LANSING — On Tuesday, state Rep. David LaGrand (D-Grand Rapids) introduced a plan to end partisan gerrymandering at the county commission level following the approval of Proposal 2. Last month, Michigan voters approved a ballot proposal that creates an independent redistricting commission to draw district lines for the U.S. House of Representatives, the state Senate and the state House of Representatives. However, the ballot initiative did not alter the process for reapportionment of county commission districts since that process is laid out in state statute instead of the Michigan Constitution.

This November, Michiganders made it clear that they want an end to gerrymandering in our state,” Rep. LaGrand said. “As I’ve talked with voters, they are stunned to learn that partisan redistricting will continue on for county commission districts. The passage of Proposal 2 proves Michiganders want to unrig the rules and create a redistricting system that is fair, impartial, and transparent. It is time to end gerrymandering in Michigan once and for all by bringing these citizen-initiated reforms down ballot.”

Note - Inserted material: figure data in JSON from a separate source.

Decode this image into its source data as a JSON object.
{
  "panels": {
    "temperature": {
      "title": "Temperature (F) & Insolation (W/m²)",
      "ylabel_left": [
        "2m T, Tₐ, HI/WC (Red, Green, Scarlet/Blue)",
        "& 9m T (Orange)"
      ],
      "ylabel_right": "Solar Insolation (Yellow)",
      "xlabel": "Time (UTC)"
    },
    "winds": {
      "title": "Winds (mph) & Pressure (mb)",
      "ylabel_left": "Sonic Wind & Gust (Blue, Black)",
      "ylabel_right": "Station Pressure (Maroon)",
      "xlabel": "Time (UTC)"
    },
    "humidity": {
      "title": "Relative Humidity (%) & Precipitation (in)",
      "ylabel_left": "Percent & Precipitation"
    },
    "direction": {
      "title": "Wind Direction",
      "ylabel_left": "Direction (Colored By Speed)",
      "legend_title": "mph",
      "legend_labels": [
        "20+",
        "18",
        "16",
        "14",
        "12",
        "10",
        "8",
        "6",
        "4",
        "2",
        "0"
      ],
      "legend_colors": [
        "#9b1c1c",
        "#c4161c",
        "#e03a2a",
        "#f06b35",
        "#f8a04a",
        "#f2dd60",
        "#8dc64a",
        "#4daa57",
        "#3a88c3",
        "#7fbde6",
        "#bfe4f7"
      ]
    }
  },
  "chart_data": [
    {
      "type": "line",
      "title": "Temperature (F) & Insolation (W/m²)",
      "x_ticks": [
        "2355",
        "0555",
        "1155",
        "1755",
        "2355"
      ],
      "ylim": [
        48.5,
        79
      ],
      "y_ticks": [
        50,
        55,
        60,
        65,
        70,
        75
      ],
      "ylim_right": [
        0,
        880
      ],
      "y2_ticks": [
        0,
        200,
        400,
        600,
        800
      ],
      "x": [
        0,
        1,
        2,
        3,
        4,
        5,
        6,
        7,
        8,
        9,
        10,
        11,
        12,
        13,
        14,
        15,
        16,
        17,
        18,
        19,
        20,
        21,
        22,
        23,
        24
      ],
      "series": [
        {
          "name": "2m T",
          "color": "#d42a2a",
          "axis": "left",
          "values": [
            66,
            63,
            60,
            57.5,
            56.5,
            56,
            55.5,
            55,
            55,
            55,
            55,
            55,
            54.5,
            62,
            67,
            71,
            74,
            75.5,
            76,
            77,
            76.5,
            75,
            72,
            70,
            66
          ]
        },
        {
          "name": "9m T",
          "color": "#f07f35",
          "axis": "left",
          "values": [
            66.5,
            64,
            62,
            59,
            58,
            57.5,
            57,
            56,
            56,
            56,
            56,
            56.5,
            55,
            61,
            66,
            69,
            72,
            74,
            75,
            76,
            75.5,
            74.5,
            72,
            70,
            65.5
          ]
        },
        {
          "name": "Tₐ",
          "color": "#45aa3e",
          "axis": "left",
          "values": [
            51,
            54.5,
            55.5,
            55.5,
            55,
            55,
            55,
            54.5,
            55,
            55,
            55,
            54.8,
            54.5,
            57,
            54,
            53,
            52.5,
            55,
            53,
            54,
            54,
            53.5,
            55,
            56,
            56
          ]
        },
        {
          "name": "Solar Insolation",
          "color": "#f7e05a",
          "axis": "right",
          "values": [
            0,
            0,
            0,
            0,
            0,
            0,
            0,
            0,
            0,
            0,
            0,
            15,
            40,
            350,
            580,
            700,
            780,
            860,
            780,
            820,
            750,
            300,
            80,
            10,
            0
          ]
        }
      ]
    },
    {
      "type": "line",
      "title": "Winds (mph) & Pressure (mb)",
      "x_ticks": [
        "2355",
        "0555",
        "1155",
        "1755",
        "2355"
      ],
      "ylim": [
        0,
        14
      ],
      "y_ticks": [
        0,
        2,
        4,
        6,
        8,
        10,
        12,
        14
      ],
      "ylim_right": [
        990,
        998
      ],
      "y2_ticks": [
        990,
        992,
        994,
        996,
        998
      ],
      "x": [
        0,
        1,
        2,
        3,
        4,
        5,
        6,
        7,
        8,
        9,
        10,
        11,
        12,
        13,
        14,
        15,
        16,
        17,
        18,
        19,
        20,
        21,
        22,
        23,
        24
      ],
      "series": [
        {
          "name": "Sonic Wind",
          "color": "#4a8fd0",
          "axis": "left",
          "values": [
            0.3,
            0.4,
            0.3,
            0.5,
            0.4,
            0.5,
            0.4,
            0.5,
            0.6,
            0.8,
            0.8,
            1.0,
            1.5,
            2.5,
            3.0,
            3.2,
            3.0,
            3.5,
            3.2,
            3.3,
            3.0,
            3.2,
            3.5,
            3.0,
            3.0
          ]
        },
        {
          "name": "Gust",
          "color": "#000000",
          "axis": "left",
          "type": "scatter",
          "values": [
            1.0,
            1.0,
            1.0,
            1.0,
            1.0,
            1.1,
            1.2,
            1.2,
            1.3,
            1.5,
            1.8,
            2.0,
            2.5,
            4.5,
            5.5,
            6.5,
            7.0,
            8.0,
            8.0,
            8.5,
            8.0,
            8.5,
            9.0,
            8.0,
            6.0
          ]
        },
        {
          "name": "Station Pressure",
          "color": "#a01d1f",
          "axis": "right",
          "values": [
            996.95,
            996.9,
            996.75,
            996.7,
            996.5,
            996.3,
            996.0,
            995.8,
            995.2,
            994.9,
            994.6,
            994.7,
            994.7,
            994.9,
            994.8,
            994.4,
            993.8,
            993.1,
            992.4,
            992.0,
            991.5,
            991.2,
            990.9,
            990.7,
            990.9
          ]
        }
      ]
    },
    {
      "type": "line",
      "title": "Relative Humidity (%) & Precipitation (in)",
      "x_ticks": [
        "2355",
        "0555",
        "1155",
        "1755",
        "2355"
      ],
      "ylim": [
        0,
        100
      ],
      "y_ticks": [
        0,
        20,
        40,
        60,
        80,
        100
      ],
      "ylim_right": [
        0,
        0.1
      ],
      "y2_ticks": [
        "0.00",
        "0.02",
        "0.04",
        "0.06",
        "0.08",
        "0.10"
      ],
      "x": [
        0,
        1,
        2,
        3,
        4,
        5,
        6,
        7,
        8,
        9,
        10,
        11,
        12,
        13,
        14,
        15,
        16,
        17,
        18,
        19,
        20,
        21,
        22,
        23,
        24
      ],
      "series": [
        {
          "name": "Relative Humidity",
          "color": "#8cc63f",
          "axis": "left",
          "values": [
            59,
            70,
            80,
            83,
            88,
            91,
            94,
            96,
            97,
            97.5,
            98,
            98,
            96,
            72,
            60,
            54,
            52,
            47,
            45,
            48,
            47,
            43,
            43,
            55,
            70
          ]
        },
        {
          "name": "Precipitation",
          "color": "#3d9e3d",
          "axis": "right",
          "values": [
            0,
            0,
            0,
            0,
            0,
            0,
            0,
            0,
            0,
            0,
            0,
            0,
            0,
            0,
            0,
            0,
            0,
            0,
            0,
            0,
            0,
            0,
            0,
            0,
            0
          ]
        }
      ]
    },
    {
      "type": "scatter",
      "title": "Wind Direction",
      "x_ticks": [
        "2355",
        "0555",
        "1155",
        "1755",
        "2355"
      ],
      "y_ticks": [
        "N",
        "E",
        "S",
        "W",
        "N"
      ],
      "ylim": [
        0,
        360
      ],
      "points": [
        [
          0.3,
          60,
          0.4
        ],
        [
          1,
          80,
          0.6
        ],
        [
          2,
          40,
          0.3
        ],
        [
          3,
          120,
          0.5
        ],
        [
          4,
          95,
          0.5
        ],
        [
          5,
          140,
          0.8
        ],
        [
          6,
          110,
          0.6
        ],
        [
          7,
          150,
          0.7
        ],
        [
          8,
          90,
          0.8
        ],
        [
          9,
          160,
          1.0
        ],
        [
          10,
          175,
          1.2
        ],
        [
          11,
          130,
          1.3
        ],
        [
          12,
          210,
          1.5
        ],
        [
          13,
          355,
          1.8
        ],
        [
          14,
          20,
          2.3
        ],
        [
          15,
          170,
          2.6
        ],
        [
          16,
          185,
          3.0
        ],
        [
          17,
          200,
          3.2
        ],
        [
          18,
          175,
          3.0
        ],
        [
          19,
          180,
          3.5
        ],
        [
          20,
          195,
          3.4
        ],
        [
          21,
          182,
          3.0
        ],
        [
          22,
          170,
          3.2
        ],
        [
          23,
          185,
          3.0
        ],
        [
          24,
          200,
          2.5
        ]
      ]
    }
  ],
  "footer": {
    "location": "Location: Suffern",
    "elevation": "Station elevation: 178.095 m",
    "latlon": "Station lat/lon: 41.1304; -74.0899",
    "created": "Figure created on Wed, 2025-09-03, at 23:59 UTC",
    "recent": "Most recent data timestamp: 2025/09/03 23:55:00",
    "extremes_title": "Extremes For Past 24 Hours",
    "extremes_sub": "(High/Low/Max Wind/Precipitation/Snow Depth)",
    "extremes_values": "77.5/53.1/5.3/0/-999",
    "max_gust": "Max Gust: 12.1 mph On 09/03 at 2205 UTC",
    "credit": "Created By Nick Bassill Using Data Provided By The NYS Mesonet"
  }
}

Currently, County Commission districts are drawn by five partisan officials – a County Prosecutor, Treasurer and Clerk who are all elected partisans, as well as the county chairs of the two parties receiving the highest vote totals in the county. Rep. LaGrand’s bill would designate apportionment authority to a nonpartisan panel of district and circuit court judges selected by lottery. After the census, this panel would draw new districts based on the standards existing in current statute.

“In Kent County, we have seen commission districts in Grand Rapids and Wyoming drawn into ridiculous shapes,” said Phil Skaggs, a Kent County Commissioner. “Kent County Republicans did this to dilute the influence of Democratic voters and keep the commission in Republican hands. This bill would help the Commission and others like it reflect the makeup of the county more accurately.”